Bokusan Nishiari, was a prominent Japanese Sōtō Zen Buddhist monk during the Meiji Era. He is considered one of the most influential Sōtō priests of the modern era due to his elevation of the status of the school's founder Eihei Dōgen, the many prominent positions he held during his lifetime, and his almost equally prolific disciples Sōtan Oka and Ian Kishizawa. Nishiari's positions included abbot of Sōtō's head temple Sōji-ji, professor at what would become Komazawa University, and chief priest, or kanchō, of the entire Sōtō school. His student Sōtan Oka was the first abbot of Antai-ji and a teacher to both Kōdō Sawaki and Hashimoto Ekō, each of whom are the source of Zen lineages in the United States. His student Ian Kishizawa taught Shunryū Suzuki, the founder of the San Francisco Zen Center. Though critical of Nishiari later in his life, the founder of the Sanbō Kyōdan sect Hakuun Yasutani also studied extensively with him and Kishizawa.
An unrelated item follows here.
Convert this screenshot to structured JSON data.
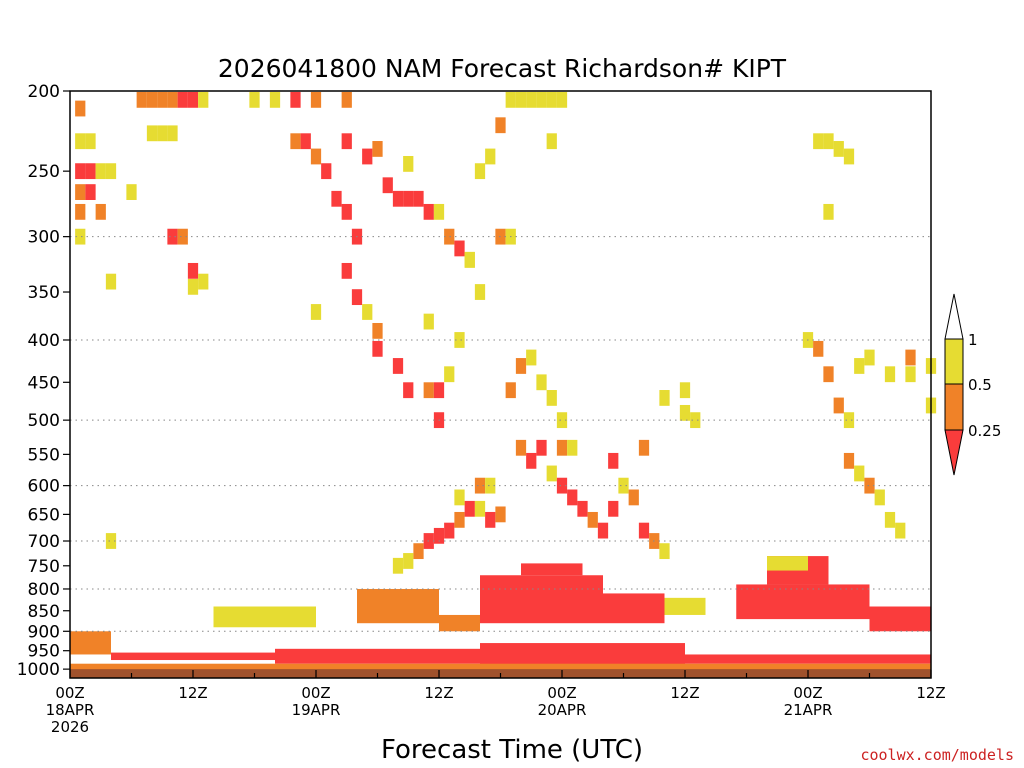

The Buddhist studies scholar William Bodiford writes of Nishiari:
Today, when someone remembers Dōgen or thinks of Sōtō Zen, most often that person automatically thinks of Dōgen's Shōbōgenzō. This kind of automatic association of Dōgen with this work is very much a modern development. By the end of the fifteenth century most of Dōgen's writings had been hidden from view in temple vaults where they became secret treasures ... In earlier generations only one Zen teacher, Nishiari Bokusan (1821–1910), is known to have ever lectured on how the Shōbōgenzō should be read and understood.